Freiheit für Schwarzfahrer: NRW-Initiative kauft Haftstrafen ab!
Nico Schween wird am 5. September 2025 in Dortmund freigekauft, während die Debatte über die Entkriminalisierung von Schwarzfahren stattfindet.

Freiheit für Schwarzfahrer: NRW-Initiative kauft Haftstrafen ab!
Ein vorzeitiger Duft von Freiheit weht durch Dortmund. Nico Schween, ein 34-Jähriger, wurde heute um kurz nach 11 Uhr aus der JVA Dortmund entlassen, nachdem er für acht Tage hinter Gittern gesessen hatte. Leo Ihßen von der Berliner Initiative Freiheitsfonds hat ihn freigekauft, um ihm zwei weitere Monate Haft zu ersparen.
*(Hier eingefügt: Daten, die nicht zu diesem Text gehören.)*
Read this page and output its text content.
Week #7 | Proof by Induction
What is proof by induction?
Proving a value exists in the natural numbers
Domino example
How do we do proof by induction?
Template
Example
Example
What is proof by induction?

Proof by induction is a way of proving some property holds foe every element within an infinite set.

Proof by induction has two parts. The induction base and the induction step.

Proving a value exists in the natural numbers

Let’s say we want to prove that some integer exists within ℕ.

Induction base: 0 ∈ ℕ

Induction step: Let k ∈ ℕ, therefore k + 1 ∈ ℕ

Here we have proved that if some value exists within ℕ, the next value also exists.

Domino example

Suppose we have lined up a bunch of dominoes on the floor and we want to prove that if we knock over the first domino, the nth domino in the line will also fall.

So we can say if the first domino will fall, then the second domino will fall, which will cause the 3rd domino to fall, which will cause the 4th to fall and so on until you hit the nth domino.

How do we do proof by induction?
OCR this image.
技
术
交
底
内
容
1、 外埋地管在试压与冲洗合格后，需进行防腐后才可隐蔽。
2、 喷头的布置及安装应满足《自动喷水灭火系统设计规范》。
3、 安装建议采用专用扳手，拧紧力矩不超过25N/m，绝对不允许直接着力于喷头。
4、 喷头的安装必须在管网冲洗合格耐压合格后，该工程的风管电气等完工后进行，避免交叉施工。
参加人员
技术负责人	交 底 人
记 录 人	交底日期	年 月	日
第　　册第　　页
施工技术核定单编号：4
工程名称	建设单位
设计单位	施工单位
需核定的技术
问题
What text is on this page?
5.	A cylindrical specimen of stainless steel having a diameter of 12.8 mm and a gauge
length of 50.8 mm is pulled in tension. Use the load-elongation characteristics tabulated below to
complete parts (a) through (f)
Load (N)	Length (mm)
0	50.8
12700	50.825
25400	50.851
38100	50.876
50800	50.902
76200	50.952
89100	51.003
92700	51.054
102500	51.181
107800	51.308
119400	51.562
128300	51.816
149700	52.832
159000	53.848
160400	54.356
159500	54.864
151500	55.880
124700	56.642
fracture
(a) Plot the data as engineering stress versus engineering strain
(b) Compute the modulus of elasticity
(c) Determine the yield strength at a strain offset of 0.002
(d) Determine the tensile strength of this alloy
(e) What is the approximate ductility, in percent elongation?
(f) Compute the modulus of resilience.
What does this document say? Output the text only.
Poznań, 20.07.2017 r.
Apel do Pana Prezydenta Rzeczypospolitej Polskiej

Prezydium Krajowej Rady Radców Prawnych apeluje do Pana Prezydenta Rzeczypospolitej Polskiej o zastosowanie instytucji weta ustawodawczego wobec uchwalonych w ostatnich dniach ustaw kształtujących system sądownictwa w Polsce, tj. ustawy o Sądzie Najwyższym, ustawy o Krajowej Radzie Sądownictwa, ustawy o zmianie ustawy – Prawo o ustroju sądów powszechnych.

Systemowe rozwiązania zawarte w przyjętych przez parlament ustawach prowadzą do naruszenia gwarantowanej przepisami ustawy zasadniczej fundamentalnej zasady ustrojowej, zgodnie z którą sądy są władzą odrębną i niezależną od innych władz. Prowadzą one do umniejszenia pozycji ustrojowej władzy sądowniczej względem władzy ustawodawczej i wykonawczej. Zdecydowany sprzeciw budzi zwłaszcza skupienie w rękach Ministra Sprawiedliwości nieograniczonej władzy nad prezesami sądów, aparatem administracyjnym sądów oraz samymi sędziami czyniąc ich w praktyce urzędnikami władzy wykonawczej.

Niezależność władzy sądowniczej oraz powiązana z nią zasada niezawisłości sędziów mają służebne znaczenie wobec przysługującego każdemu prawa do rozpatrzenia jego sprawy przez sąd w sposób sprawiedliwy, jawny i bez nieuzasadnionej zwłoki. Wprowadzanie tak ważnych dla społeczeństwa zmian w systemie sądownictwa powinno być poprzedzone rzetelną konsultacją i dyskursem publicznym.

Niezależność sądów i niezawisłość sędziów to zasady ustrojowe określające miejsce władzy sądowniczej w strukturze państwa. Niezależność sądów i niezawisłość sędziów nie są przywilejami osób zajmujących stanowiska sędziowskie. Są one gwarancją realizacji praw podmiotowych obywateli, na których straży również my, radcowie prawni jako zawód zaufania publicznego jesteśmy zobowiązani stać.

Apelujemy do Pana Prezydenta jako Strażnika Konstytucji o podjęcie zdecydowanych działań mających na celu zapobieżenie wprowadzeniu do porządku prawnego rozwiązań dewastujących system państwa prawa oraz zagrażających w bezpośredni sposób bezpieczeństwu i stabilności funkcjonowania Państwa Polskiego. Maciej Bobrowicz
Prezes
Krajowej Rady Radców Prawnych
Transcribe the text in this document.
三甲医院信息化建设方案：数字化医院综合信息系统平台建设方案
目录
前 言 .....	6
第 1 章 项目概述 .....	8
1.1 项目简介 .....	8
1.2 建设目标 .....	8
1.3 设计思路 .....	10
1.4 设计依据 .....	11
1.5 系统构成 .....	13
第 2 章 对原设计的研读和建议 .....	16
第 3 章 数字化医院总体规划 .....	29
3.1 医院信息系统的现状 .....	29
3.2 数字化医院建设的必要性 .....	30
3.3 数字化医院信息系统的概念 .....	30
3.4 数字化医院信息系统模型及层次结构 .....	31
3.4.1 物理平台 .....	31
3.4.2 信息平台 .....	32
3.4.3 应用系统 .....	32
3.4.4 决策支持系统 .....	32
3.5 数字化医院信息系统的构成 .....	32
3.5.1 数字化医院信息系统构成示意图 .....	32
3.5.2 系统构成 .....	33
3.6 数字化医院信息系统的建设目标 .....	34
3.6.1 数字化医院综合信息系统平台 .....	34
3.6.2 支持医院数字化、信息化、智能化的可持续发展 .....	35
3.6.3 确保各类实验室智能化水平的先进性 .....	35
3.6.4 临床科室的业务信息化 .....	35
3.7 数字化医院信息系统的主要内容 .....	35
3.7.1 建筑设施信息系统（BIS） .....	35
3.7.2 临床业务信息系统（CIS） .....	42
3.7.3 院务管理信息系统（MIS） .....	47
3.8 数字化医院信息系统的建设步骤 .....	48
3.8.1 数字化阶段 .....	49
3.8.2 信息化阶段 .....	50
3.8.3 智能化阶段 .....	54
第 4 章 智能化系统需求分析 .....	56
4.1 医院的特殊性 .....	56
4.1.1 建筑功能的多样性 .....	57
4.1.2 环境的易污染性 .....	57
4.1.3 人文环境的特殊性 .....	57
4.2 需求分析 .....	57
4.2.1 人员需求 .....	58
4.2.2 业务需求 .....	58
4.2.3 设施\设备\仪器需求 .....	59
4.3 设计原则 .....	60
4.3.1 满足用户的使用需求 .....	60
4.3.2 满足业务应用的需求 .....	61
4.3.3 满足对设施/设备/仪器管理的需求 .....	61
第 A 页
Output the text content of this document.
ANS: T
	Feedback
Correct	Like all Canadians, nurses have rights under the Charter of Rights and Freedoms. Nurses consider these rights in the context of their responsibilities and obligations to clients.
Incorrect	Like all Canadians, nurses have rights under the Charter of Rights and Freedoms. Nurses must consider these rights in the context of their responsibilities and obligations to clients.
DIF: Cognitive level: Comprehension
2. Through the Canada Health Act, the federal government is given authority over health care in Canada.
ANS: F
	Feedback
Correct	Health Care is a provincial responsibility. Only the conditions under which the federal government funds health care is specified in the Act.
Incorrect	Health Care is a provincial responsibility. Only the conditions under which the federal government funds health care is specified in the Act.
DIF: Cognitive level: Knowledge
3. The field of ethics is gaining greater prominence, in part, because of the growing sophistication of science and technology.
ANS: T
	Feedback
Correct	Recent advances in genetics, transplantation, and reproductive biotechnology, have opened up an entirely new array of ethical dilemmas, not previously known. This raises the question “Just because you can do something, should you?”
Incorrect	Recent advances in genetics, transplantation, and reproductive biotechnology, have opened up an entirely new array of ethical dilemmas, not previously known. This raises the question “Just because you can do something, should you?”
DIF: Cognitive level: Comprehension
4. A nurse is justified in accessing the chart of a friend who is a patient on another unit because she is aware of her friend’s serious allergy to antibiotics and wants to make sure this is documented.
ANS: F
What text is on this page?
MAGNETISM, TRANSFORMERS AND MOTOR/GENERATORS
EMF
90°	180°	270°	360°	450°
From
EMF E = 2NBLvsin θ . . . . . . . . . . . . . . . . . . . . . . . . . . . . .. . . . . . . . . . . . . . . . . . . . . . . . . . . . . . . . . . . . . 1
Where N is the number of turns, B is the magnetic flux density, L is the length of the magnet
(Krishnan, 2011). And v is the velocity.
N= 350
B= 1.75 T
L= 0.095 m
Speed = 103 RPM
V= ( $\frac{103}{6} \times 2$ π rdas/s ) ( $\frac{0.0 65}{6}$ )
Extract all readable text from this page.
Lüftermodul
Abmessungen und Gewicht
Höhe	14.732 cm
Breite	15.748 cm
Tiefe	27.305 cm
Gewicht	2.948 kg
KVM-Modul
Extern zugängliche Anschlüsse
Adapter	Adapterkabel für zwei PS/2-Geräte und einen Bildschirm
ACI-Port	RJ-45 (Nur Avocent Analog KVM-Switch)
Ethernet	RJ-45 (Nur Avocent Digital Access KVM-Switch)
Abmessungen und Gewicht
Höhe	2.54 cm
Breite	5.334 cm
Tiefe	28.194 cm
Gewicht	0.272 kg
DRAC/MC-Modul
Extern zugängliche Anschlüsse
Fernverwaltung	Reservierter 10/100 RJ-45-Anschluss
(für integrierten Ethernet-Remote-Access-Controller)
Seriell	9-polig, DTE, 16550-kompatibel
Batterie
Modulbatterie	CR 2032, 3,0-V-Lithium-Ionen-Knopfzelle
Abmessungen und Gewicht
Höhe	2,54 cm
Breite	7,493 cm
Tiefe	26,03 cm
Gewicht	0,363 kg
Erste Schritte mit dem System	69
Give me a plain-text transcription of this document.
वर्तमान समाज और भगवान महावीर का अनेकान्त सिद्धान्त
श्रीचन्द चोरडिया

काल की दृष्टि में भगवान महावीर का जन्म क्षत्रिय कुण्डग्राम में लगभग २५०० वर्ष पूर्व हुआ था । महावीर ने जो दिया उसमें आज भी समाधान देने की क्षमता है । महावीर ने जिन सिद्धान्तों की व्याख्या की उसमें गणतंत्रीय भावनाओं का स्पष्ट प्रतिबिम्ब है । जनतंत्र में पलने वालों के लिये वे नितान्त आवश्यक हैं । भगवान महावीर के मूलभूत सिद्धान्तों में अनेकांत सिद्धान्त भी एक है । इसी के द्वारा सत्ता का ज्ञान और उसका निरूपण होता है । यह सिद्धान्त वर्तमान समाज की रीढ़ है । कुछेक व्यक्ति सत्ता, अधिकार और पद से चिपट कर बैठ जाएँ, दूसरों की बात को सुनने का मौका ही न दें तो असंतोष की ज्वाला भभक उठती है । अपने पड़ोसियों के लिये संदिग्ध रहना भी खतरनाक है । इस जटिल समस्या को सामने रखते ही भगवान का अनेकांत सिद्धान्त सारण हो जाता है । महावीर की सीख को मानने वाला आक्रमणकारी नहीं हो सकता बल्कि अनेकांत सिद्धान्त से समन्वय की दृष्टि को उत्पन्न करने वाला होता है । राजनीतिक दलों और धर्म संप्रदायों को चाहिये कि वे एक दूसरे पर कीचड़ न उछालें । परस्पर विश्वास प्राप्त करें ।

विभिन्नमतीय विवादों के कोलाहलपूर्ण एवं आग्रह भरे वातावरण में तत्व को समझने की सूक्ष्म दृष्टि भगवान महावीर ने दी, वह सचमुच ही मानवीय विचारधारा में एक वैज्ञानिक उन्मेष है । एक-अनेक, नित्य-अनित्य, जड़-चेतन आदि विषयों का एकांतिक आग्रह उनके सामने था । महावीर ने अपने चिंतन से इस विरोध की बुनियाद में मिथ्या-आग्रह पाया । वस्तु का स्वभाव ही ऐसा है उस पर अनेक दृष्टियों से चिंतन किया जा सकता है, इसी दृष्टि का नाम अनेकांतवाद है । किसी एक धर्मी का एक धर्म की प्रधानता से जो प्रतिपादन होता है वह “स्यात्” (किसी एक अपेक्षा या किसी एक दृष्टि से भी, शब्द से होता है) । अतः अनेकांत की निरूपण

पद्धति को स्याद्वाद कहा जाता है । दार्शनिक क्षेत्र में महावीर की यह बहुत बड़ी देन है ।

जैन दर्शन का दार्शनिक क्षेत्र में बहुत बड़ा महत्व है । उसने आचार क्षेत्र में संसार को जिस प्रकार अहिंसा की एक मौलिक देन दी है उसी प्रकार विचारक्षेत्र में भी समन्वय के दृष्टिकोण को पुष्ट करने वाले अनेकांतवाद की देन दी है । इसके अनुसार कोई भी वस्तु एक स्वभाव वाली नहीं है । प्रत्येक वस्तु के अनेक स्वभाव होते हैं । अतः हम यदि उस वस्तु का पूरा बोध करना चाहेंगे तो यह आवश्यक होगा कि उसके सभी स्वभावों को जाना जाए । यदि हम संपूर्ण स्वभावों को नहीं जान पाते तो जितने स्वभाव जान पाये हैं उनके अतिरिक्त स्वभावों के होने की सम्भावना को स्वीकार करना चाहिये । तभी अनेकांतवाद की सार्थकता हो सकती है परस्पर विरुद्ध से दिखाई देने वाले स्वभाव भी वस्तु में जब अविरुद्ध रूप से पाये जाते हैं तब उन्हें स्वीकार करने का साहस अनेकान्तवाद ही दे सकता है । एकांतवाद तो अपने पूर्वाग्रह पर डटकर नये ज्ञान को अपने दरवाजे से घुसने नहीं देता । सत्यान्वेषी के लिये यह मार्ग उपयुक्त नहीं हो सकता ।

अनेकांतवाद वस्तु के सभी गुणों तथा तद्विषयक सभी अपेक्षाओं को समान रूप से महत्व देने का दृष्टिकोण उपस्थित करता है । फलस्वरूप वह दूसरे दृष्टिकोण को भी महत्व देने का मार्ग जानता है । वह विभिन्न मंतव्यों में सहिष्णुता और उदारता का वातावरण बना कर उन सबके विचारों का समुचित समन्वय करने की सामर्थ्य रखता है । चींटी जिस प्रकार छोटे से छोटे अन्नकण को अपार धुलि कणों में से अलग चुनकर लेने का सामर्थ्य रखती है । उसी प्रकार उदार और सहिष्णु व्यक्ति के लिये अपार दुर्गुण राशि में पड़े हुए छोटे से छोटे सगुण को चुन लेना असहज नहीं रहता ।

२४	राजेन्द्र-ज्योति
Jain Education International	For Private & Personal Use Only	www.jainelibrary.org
Ihßen brachte einen silbernen Koffer voller Geld mit, näher gesagt fast tausend Euro in Fünf- und Zehn-Euro-Scheinen. Mit diesen Mitteln soll Schween nicht nur seine Freiheit zurückgewinnen, sondern auch seinen Lebensunterhalt sichern und vielleicht sogar seine Freundin überraschen, die er mit einem Fahrschein in den öffentlichen Verkehrsmitteln überraschen möchte.
Schwarzfahren, oder wie es offiziell heißt das Fahren ohne Fahrschein, ist eine Straftat, die oft diejenigen trifft, die ohnehin bereits in prekären Verhältnissen leben. Die Initiative Freiheitsfonds setzt sich dafür ein, dass diese Form der Kriminalisierung ein Ende hat. Vor allem am kommenden Montag, dem 90. Jahrestag der Einführung der Strafbarkeit für Schwarzfahren, wird das Thema wieder stark in den Fokus rücken. Die Initiative plant, rund 100 Menschen in Deutschland rund um den 1. September, dem sogenannten Freedom Day, freizukaufen.
Das System hinter dem Schwarzfahren
Die Situation ist nicht nur in Dortmund angespannt. So hat etwa Bremen bereits 2022 entschieden, keine Strafanträge mehr wegen Fahren ohne Fahrschein zu stellen. Auch hier zahlen bedürftige Personen lediglich 10 Euro im Monat für ein Ticket, während die Kosten der Strafverfolgung mit mindestens 32.000 Euro zu Buche schlagen. In Dortmund selbst hat die DSW21 im Jahr 2023 mehr als 5.400 Strafanträge wegen Schwarzfahrens eingereicht. Dabei steht die gesamte Diskussion um das Fahren ohne Fahrschein in einem größeren Hintergrund, in dem sich immer mehr Städte gegen die Kriminalisierung solcher Vergehen aussprechen.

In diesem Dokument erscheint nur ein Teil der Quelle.